Das Blog zu IT, Mobilfunk & Internet

Discussion of the uuencode/uudecode standard

Mai 28, 2006 von Harald Puhl

This file is a short discussion of the uuencode/uudecode ’standard:‘ how hey work, pitfalls for them, and variants on the theme.

Here’s how UUENCODE and UUDECODE do their thing: The basic idea is to convert binary data to plain ASCII data, so it can be mailed safely over standard maile systems. You start with 3 8-bit bytes (24 bits) and convert them to 4 6-bit bytes (also 24 bits). Normal ASCII text has all values between 32 and 127 (all of the ‚control‘ characters are between 0 & 31), so you need to add 32 to every byte as an offset. 127 takes 7 bits, so with only 6 bits (maximum value = 63), you can add 32 and still be under 128.
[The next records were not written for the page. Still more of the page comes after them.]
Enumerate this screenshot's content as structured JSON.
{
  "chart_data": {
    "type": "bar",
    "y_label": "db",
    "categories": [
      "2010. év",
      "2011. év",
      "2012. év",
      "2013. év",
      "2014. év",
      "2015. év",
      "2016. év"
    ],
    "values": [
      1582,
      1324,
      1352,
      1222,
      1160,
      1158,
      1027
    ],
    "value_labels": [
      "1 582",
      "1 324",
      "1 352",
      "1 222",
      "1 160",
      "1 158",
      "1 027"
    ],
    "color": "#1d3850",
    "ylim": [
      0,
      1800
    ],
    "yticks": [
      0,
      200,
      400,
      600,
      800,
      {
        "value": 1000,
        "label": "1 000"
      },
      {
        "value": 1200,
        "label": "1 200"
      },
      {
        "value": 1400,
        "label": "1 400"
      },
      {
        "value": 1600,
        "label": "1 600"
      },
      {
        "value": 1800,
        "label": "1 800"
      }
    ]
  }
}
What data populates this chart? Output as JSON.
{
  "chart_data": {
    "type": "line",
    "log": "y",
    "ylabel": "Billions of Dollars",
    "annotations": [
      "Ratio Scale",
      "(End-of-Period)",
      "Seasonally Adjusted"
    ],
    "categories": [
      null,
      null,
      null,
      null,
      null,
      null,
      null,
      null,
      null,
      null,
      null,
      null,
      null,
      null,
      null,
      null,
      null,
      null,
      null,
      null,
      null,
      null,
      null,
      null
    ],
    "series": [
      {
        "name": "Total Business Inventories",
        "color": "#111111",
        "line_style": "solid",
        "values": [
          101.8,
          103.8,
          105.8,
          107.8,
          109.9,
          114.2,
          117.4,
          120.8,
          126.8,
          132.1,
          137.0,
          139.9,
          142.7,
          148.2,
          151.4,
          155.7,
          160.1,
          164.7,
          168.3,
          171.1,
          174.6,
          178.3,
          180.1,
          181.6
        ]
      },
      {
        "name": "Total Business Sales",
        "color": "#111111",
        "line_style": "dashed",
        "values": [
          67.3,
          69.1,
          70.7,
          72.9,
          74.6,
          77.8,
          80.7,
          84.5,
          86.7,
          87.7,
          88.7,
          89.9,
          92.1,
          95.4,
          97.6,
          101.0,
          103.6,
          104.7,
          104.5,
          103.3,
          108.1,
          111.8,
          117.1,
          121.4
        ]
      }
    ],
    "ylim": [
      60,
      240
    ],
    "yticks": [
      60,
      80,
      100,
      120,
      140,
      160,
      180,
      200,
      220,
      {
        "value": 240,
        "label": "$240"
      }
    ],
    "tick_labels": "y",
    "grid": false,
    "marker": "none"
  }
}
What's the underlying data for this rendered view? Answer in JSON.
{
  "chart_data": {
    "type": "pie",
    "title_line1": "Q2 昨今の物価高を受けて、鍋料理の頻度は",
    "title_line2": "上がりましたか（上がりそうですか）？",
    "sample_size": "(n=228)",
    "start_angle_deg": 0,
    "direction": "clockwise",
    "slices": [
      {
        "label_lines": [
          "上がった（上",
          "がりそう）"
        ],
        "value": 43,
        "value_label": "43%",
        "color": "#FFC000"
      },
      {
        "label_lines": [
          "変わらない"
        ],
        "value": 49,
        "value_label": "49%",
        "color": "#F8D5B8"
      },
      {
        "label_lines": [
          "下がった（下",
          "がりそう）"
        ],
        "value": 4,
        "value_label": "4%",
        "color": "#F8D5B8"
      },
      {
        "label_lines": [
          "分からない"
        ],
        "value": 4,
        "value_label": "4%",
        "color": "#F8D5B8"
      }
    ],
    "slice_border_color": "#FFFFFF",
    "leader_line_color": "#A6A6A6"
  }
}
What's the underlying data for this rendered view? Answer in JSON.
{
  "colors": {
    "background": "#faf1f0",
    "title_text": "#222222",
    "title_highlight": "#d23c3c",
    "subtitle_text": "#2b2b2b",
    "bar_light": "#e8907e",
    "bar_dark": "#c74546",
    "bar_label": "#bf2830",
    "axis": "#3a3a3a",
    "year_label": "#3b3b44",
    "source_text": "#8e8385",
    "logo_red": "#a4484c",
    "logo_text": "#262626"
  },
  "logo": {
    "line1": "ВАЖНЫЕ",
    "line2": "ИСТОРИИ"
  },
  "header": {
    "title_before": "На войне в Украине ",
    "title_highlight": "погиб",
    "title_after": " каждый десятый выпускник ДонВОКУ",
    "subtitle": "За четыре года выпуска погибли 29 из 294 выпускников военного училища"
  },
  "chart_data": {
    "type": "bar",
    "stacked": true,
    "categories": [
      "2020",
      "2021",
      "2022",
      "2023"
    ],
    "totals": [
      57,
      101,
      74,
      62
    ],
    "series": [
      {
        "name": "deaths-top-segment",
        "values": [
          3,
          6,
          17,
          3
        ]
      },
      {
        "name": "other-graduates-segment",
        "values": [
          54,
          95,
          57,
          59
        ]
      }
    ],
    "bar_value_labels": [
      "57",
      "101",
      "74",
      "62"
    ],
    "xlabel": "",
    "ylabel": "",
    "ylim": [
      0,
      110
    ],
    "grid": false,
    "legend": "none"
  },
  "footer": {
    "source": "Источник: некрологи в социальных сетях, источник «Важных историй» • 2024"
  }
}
The encoding process goes like this: you take the high order 6 bits from the first input byte (Ibyte1 for short) and they become the 6 bits of the first output byte (Obyte1)…you have to remember to mask off the top two bits, which is done by doing a logical .and. with 63, which is the lower six bits all *on* and the top two *off*. Then you add 32 to force the result to be at least 32. Now Obyte2 is made from the lower 2 bits of Ibyte1 and the top 4 bits of Ibyte2. Obyte3 is the lower 4 bits of Ibyte2 and the top 2 bits of Ibyte3. Obyte4 is the lower 6 bits of Ibyte3. Again, mask off the top two of each output byte and add 32.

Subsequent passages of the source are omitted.